My Lanie is gone, and if I may borrow from William Wordsworth, “Oh, the difference to me!” I got a text message from her telling me of her heartbreak with her only child, a son.
Lanie went home at this unusual time for her son’s graduation from grade school, only to find out he had failed four subjects. Her own world was turned upside down and, consequently, mine and Vergel’s, too!
Lanie is, in effect, a solo parent, left by a husband never to be heard from again. She’s working and, I must add, living for her boy. Maybe that’s the first fatal mistake made by mothers.
Lanie has been with me for at least 12 years. Maybe I should be grateful, and move on.
For a few days I couldn’t imagine life without her. Ah, that sounds like a fatal mistake in itself. Two weeks without her is about as long as we could take, at our ages, or so I thought. I felt orphaned, someone had been removed from my life, and that created a void.
But, living with it a day at a time, I have begun to accept my new situation, and surprise myself that I have been slowly stepping up. I relearn where things are again at home, what’s inside those cabinets, which trapos are for what, what color-coded sponges by the kitchen sink correspond to what, how to use the washer and time the dryer for efficiency. I’m learning how to make it without someone who, like a mom, dedicated her days to my needs.
In the course of my adjustment I’ve rediscovered my freedom as well as my confidence around the house again. I put things back in their places, I don’t use as many glasses to drink my required fill of liquid for the day. I’m becoming a minimalist, getting more organized, even about my movements. Despite some memory lapses, I’m able for the most part to make every step count to prevent repetitions and useless movements.
I do forget things, like my cellphone, usually when it’s charging. I sometimes go blank, not knowing what I stood up so urgently for, but, mercifully, it comes back to me—that’s why I can still laugh about it.
Mother of All Mothers
Before the situation became too grim, I saw the benefits of my loss and accepted it with gratitude. Apparently, that was enough for our own spiritual mother, Mary, one of whose feast days, as it happens, we will celebrate tomorrow, because I got another text from Lanie: she promised to be back as soon as she had enrolled her son in a school with a stricter system against truancy. She even gave me a date.
Now, I feel better prepared to deal with changes in my life—changes that are bound to come. My own earthly mother, gone now but still a visitor in spirit and in my recollections, has always been an inspiration. But, in these times of delicate and desperate moral decision-making, I shall put my trust in the Mother of All Mothers. Especially tomorrow, she shall be in my heart.
It cannot be a mere coincidence that we go to the polls on the Feast of Our Lady of Fatima—she who left us messages alerting us to God’s wrath if we did not change our ways, but who, at the same time, reassured us of her protection and love if we continued praying the rosary.

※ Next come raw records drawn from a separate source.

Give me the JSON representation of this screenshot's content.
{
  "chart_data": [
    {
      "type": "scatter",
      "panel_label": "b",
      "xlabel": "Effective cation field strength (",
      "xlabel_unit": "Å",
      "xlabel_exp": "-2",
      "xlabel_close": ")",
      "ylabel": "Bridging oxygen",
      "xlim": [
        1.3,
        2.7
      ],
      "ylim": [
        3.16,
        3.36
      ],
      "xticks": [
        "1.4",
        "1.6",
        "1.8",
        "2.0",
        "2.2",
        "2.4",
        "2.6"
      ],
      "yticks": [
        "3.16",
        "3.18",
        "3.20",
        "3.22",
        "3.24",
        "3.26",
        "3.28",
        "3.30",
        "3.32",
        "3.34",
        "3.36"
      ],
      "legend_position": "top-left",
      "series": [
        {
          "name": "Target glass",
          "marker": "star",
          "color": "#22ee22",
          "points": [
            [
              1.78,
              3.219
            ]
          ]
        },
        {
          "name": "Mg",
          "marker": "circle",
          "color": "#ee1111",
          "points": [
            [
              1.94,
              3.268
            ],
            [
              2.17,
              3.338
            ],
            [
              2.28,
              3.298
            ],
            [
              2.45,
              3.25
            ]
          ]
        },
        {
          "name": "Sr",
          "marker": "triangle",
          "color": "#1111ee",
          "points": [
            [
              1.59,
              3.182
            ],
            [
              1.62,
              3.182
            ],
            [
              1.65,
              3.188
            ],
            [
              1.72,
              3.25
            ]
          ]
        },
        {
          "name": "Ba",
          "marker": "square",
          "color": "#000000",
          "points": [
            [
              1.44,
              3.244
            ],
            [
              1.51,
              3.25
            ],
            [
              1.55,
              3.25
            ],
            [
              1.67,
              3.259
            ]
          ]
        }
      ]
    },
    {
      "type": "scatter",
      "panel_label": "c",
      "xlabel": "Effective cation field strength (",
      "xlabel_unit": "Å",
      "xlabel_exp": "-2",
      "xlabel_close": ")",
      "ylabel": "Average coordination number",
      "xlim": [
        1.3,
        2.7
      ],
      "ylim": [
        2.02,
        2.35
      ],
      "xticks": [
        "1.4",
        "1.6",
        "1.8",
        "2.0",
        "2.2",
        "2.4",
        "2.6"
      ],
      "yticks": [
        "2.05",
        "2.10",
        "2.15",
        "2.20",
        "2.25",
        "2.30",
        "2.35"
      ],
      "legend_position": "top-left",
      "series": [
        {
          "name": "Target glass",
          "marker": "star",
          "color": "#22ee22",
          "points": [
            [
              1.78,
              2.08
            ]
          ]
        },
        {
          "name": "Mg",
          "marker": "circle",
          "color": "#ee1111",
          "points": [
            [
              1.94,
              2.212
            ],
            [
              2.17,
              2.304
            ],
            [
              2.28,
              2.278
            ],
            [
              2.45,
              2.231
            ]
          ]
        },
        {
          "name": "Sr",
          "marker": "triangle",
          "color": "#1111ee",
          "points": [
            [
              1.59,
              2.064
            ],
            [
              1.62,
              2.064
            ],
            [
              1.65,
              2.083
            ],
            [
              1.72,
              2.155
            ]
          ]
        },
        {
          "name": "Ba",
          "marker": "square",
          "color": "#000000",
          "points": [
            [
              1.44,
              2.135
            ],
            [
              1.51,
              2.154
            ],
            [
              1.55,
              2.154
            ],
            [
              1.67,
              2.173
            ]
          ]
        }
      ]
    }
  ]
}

Oh, is Mama Mary all the Mother we need at this time! And to honor her, I will vote as a Catholic, mother, grandmother, Filipino, and citizen of the moral world. Yes, simply and unmistakably, we are called upon to make the moral choice. And we seniors, who ought ourselves to have become mothers not only to our children but to our younger fellowmen needful of our care and guidance, are called upon to supply that.
It seems a mother’s job is never done. Maybe that’s why I still attend political rallies and, outside these, campaign on my own. It can be a cruel world, indeed, without mothers, but an even crueler world with the sort of father this nation has found.